Zamanla bu spor dalı kendini bayağı geliştirdi . Katlanıp sırt çantasına sığacak kadar küçük ve taşınabilir olması dağcıların da ilgisini çekti . Dağcılar zirveden kendilerini yamaç paraşütüyle bırakarak gökyüzünün de tadını çıkarmaya başladılar .
Yamaç paraşütünün yaygınlaşmasındaki bir diğer etkende kolay öğrenilebilen hava sporudur . Bu özelliğe paralel olarakta eğitim-öğretim programları düzenlendi; ama geçen sürede yamaç paraşütünde yapılan gelişmeler masrafları ve öğrenmek için geçen süreyi arttırdı .

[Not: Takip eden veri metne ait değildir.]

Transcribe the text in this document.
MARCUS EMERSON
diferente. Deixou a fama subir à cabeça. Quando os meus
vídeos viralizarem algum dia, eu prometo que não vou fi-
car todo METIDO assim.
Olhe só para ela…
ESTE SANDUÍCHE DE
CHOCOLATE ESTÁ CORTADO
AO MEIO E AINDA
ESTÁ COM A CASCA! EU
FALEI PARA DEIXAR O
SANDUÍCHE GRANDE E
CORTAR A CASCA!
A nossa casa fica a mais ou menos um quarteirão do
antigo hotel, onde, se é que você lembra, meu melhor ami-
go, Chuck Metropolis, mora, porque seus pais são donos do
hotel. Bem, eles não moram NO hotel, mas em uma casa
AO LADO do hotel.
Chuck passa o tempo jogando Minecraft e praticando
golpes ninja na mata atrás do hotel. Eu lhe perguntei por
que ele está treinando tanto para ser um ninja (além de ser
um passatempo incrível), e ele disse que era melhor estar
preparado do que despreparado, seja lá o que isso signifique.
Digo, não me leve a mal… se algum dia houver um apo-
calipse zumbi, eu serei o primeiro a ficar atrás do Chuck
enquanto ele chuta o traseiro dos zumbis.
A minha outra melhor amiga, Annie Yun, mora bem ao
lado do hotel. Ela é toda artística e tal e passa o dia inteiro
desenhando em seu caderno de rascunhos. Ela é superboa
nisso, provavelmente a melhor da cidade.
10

Maalesef bu hızlı gelişmelerin ardından her branşta olduğu gibi yamaç paraşütünde de sınırlar zorlanmaya çalışıldı . Bu hırs birtakım kazaları da peşinde getirdi . Yamaç paraşütünde olası kazaların hepsi pilotaj hatalarıyla olur . ( pilotaj: bir hava aygıtını yöneten kimse ) . Gerçekleşen kazalar bu spora yeni girecek olanları geri çevirdiğide olmuştur . Bu sporun diğer enterasan koluda yükseklik korkusu olanlarda bu sporu rahatlıkla yapabilirler .
Yamaç paraşütü 4 bölümden oluşur:
I . Kubbe
II . Askı ipleri
III . Taşıyıcı kolonlar
IV . Harnes ( kuşam tertibatı )
KUBBE
Kubbe polyester veya naylon gibi hava geçirmeyen maddelerden yapılır ve havada guzel gözükmek için cıvıl cıvıl boyanır . Kubbenin birleştirilmesiyle seller meydana gelir ve seller paraşüte giren havayı kontrolize ederek süzülme hareketine yardımcı olur .
ASKI İPLERİ
Askı ipleri mekanizmayı bağlama , yön verme ve fren görevlerini üstlenir . İpler hafif ve çok dayanıklı olmalıdır .
TAŞIYICI KOLONLAR
Taşıyıcı kolanlar pilota , kalkışta uygun tutunma yerleri sağlarlar . Kalkışı kolaylaştırmaktan öte farklı harnes kullanımına imkan tanırlar .
HARNES ( KUŞAM TERTİBATI )
Yamaç paraşütlerinin harnesi: Tahtadan ya da sert plastikten yapılan oturma yerleri , sağlam dokunmuş kumaştan yapılan sırt bölgesi , bacak ve göğüs kolonlarından oluşur . Harnes pilotun oturduğu yerdir .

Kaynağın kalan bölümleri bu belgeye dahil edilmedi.